ABSTRACT
The guiding principle in the development of error handling in geographic information (GI) science has been that of fitness for use (Chrisman, 1983). Fitness for use aims to supply enough information upon the error characteristics of a data set to allow a data user to come to a reasoned decision about the data’s applicability to a given problem in a given situation. The concept of fitness for use is congruent with the NCDCDS concept of truth in labelling, which rejects the formulation of prescriptive and arbitrary thresholds of quality in favour of the provision of detailed information, in the form of the five quality elements. However, the widespread acceptance of the NCDCDS quality elements does not necessarily bear any relation to their suitability for this task: to describe the quality of any data set so as to allow a user to assess fitness for use. Little or no empirical work exists to determine how well the NCDCDS ‘famous five’ perform in different scenarios and so their applicability to all situations is, at the very least, open to question. It is argued here that the success of the NCDCDS proposal as a standard is not indicative of its usefulness as a basis for the implementation of what has been termed an error-sensitive GIS (Unwin, 1995). The aim of this chapter is to explore the implementation of an error-sensitive GIS using a new approach to data quality. The approach used is inclusive of existing data quality standards, whilst allowing database designers, rather than system designers or standards organisations, to decide how best to describe the quality of their data. 53
5.1.1 Exhaustiveness
Anecdotal evidence, at least, suggests the five NCDCDS elements of spatial data quality are not exhaustive. The International Cartographic Association (ICA) Commission on Spatial Data Quality accepts the NCDCDS quality elements, yet feels the need to augment these with semantic and temporal accuracy.
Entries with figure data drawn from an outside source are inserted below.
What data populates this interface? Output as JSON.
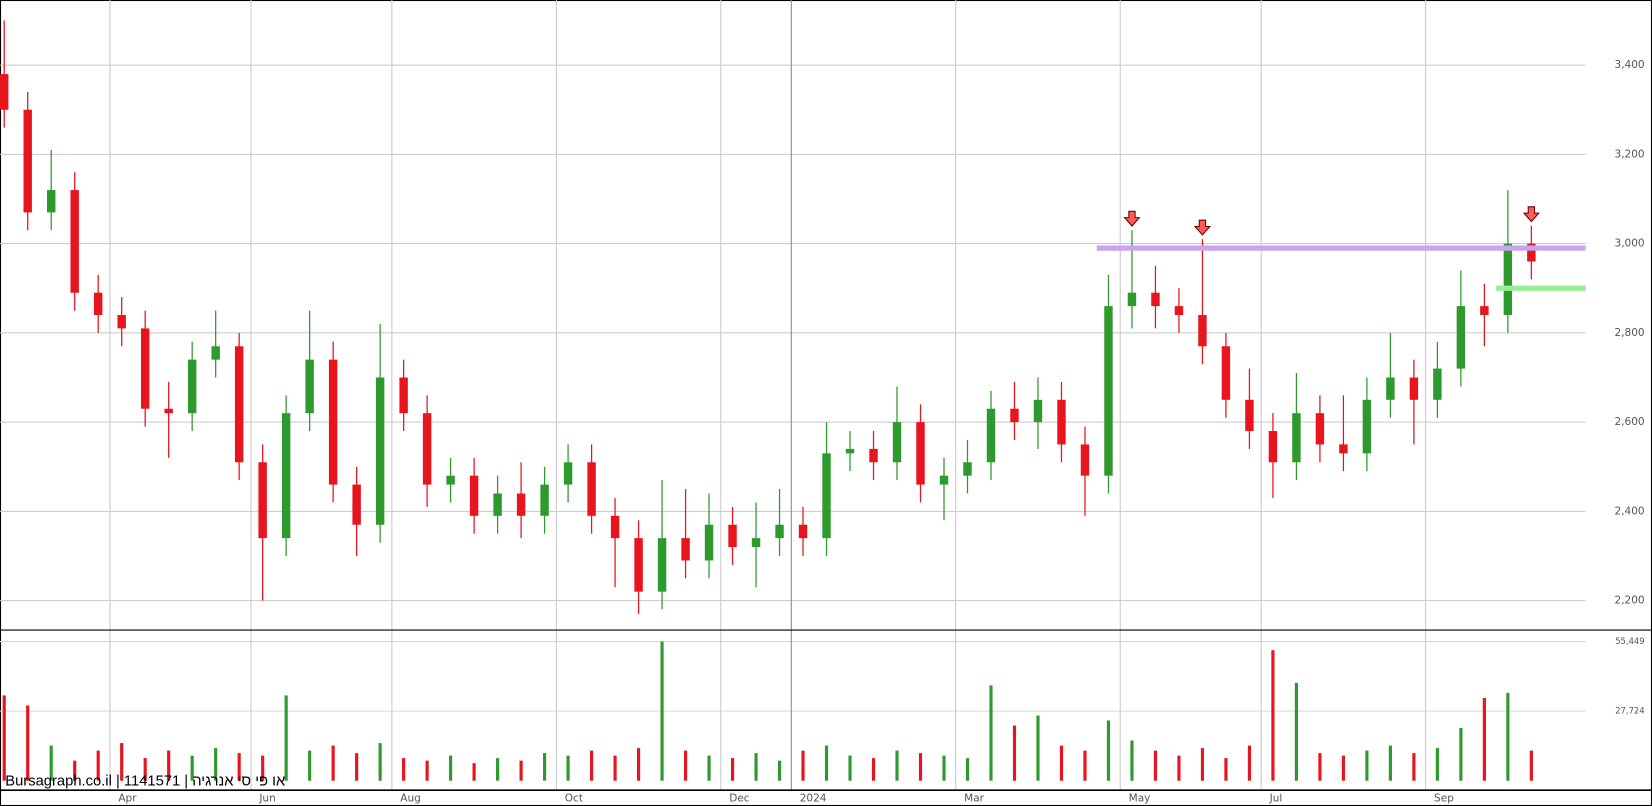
{
  "chart_data": {
    "type": "candlestick",
    "watermark": "Bursagraph.co.il | 1141571 | או פי סי אנרגיה",
    "categories": [
      null,
      null,
      null,
      null,
      null,
      "Apr",
      null,
      null,
      null,
      null,
      null,
      "Jun",
      null,
      null,
      null,
      null,
      null,
      "Aug",
      null,
      null,
      null,
      null,
      null,
      null,
      "Oct",
      null,
      null,
      null,
      null,
      null,
      null,
      "Dec",
      null,
      null,
      "2024",
      null,
      null,
      null,
      null,
      null,
      null,
      "Mar",
      null,
      null,
      null,
      null,
      null,
      null,
      "May",
      null,
      null,
      null,
      null,
      null,
      "Jul",
      null,
      null,
      null,
      null,
      null,
      null,
      "Sep",
      null,
      null,
      null,
      null
    ],
    "open": [
      3380,
      3300,
      3070,
      3120,
      2890,
      2840,
      2810,
      2630,
      2620,
      2740,
      2770,
      2510,
      2340,
      2620,
      2740,
      2460,
      2370,
      2700,
      2620,
      2460,
      2480,
      2390,
      2440,
      2390,
      2460,
      2510,
      2390,
      2340,
      2220,
      2340,
      2290,
      2370,
      2320,
      2340,
      2370,
      2340,
      2530,
      2540,
      2510,
      2600,
      2460,
      2480,
      2510,
      2630,
      2600,
      2650,
      2550,
      2480,
      2860,
      2890,
      2860,
      2840,
      2770,
      2650,
      2580,
      2510,
      2620,
      2550,
      2530,
      2650,
      2700,
      2650,
      2720,
      2860,
      2840,
      3000
    ],
    "high": [
      3500,
      3340,
      3210,
      3160,
      2930,
      2880,
      2850,
      2690,
      2780,
      2850,
      2800,
      2550,
      2660,
      2850,
      2780,
      2500,
      2820,
      2740,
      2660,
      2520,
      2520,
      2480,
      2510,
      2500,
      2550,
      2550,
      2430,
      2380,
      2470,
      2450,
      2440,
      2410,
      2420,
      2450,
      2410,
      2600,
      2580,
      2580,
      2680,
      2640,
      2520,
      2560,
      2670,
      2690,
      2700,
      2690,
      2590,
      2930,
      3030,
      2950,
      2900,
      3010,
      2800,
      2720,
      2620,
      2710,
      2660,
      2660,
      2700,
      2800,
      2740,
      2780,
      2940,
      2910,
      3120,
      3040
    ],
    "low": [
      3260,
      3030,
      3030,
      2850,
      2800,
      2770,
      2590,
      2520,
      2580,
      2700,
      2470,
      2200,
      2300,
      2580,
      2420,
      2300,
      2330,
      2580,
      2410,
      2420,
      2350,
      2350,
      2340,
      2350,
      2420,
      2350,
      2230,
      2170,
      2180,
      2250,
      2250,
      2280,
      2230,
      2300,
      2300,
      2300,
      2490,
      2470,
      2470,
      2420,
      2380,
      2440,
      2470,
      2560,
      2540,
      2510,
      2390,
      2440,
      2810,
      2810,
      2800,
      2730,
      2610,
      2540,
      2430,
      2470,
      2510,
      2490,
      2490,
      2610,
      2550,
      2610,
      2680,
      2770,
      2800,
      2920
    ],
    "close": [
      3300,
      3070,
      3120,
      2890,
      2840,
      2810,
      2630,
      2620,
      2740,
      2770,
      2510,
      2340,
      2620,
      2740,
      2460,
      2370,
      2700,
      2620,
      2460,
      2480,
      2390,
      2440,
      2390,
      2460,
      2510,
      2390,
      2340,
      2220,
      2340,
      2290,
      2370,
      2320,
      2340,
      2370,
      2340,
      2530,
      2540,
      2510,
      2600,
      2460,
      2480,
      2510,
      2630,
      2600,
      2650,
      2550,
      2480,
      2860,
      2890,
      2860,
      2840,
      2770,
      2650,
      2580,
      2510,
      2620,
      2550,
      2530,
      2650,
      2700,
      2650,
      2720,
      2860,
      2840,
      3000,
      2960
    ],
    "up_color": "#2e9a2e",
    "down_color": "#e8141e",
    "ylim": [
      2134,
      3546
    ],
    "yticks": [
      {
        "value": 2200,
        "label": "2,200"
      },
      {
        "value": 2400,
        "label": "2,400"
      },
      {
        "value": 2600,
        "label": "2,600"
      },
      {
        "value": 2800,
        "label": "2,800"
      },
      {
        "value": 3000,
        "label": "3,000"
      },
      {
        "value": 3200,
        "label": "3,200"
      },
      {
        "value": 3400,
        "label": "3,400"
      }
    ],
    "grid": true,
    "volume": {
      "values": [
        34000,
        30000,
        14000,
        8000,
        12000,
        15000,
        9000,
        12000,
        10000,
        13000,
        11000,
        10000,
        34000,
        12000,
        14000,
        11000,
        15000,
        9000,
        8000,
        10000,
        7000,
        9000,
        8000,
        11000,
        10000,
        12000,
        10000,
        13000,
        55449,
        12000,
        10000,
        9000,
        11000,
        8000,
        12000,
        14000,
        10000,
        9000,
        12000,
        11000,
        10000,
        9000,
        38000,
        22000,
        26000,
        14000,
        12000,
        24000,
        16000,
        12000,
        10000,
        13000,
        9000,
        14000,
        52000,
        39000,
        11000,
        10000,
        12000,
        14000,
        11000,
        13000,
        21000,
        33000,
        35000,
        12000
      ],
      "ylim": [
        0,
        59200
      ],
      "yticks": [
        {
          "value": 27724,
          "label": "27,724"
        },
        {
          "value": 55449,
          "label": "55,449"
        }
      ]
    },
    "levels": [
      {
        "value": 2990,
        "from": 47,
        "color": "#c9a3f2"
      },
      {
        "value": 2900,
        "from": 64,
        "color": "#98ee98"
      }
    ],
    "markers": [
      48,
      51,
      65
    ]
  }
}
In ‘Elements of spatial data quality’, Morrison (1995) points out that it was ‘more important to place solid definitions of the seven components in the literature than to attempt to be totally complete at this time’. Whilst often accepting the NCDCDS core of quality elements, many researchers have suggested the use of a number of other data quality elements, such as source and usage (Aalders, 1996), detail (Goodchild and Proctor, 1997) and textual fidelity (CEN/TC287, 1996). Even a cursory examination, then, reveals considerably greater than five quality elements. Further, it is worth noting that there is no firm agreement on the actual definitions of many of the elements mentioned (Drummond, 1996). It is unreasonable to expect any data quality standard to be exhaustive; there will always be eventualities and situations for which the standard was not intended. Therefore, the design of errorsensitive GIS should allow enough flexibility to accommodate not simply existing data quality standards, but the redefinition of these standards and the use of novel, user defined data quality elements.